Diskriminierung – Routine ihrer eigenen Normalität
Soweit alles „schulamtlich“, wenn nicht bestimmte Schüler oder Schülergruppen die der Norm nicht genügen (können) ungleich aus den Möglichkeiten des Bildungssystems schöpfen können bzw. ungleich schlechter gestellt werden. Sie gehören zur Risikogruppe und unterliegen, neben anderen ungünstigen Situationen, ungerechtfertigten Bewertungen oder Segregation in Förderklassen. Hier finden sich Angehörige eines (un-)bestimmten Geschlechts, Religion, Nationalität, Ethnie, Kultur, einer sozioökonomisch benachteiligten Bevölkerungsschicht, sogenannte Menschen mit Behinderung oder Migrationshintergrund und Migrationszuordnung. Ihre originäre Nonkonformität bedingt die Infragestellung ihrer gesellschaftlichen Verwertbarkeit, ihrer ökonomischen Nutzbarkeit, ihrer Arbeitsfähigkeit- und Integrierbarkeit.
Die Bedingung für Benachteiligung ist die schulische Übernahme von nicht nur geltenden sozialen und ökonomischen Verhältnissen, sondern unabwendbar auch diskriminierenden Anschauungen. Das heißt: Wenn in der Gesellschaft diskriminierende Vorurteile existieren, sind sie der Schule als gesellschaftliches Teilsystem bzw. Reproduktionssystem zwangsläufig inkorporiert. Dabei handelt es sich nicht zwangsläufig um die personal-direkte Diskriminierung, sondern um diskriminierende Mechanismen und Strukturen, die für den Angehörigen der Mehrheitsgesellschaft meist nicht sichtbar sind. Zum einen sind sie davon nicht unmittelbar betroffen, zum anderen befinden sie sich in der Routine ihrer eigenen Normalität.

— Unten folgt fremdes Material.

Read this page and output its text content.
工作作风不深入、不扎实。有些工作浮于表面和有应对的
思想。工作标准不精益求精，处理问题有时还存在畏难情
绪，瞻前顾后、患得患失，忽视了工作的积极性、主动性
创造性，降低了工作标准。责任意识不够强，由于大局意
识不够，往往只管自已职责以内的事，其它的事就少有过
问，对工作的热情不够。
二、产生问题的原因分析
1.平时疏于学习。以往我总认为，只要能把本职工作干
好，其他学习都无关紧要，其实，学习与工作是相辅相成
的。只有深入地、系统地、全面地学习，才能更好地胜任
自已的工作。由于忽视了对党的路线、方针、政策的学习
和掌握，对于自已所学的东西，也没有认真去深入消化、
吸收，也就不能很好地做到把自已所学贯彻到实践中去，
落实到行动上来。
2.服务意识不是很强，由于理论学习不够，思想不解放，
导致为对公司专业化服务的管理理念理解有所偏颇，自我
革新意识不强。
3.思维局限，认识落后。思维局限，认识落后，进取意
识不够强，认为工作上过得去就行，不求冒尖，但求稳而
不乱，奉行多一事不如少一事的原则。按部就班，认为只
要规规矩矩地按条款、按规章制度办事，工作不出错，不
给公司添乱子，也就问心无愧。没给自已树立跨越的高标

Wahrheit durch Wiederholung
Die (Re-)Produktion des Migrantischen nährt sich von (allgemein-)gültigem Wissen über migrierte und der Migration zugeordnete Menschen. Sie ist die Folge unreflektierter, stereotypischer, kategorialer aber auch rassismusrelevanter Denkweisen (pauschal nicht-rassistisch). Zudem dort mangelhaft Menschen mit individuellen Persönlichkeiten und Biographien als „Ausländer“, „Migranten“ oder sachlich richtig als „Menschen mit Migrationshintergrund“ in einer homogenen Masse aufgeführt werden. Die Diskurse können weniger wirkliche Begebenheiten, hingegen das kollektive (medienwirksame) Denkschema wiederspiegeln. Sie lassen Individualitäten außer Acht, sind voreingenommen und vorindoktriniert von vorherigen Diskursen. Im Besonderen: Sie sind vornehmlich von der Mehrheitsgesellschaft bemächtigt und schaffen durch Wiederholungen eigene Wahrheiten – nicht minder eine charakterlich identische Personengruppe. Diese diskursiv produzierte Bevölkerungsgruppe und ihre miterzeugte Essenz werden im Widerspruch zu einer auch dort homogenisiert dargestellten deutschen Gesellschaft gegenübergestellt.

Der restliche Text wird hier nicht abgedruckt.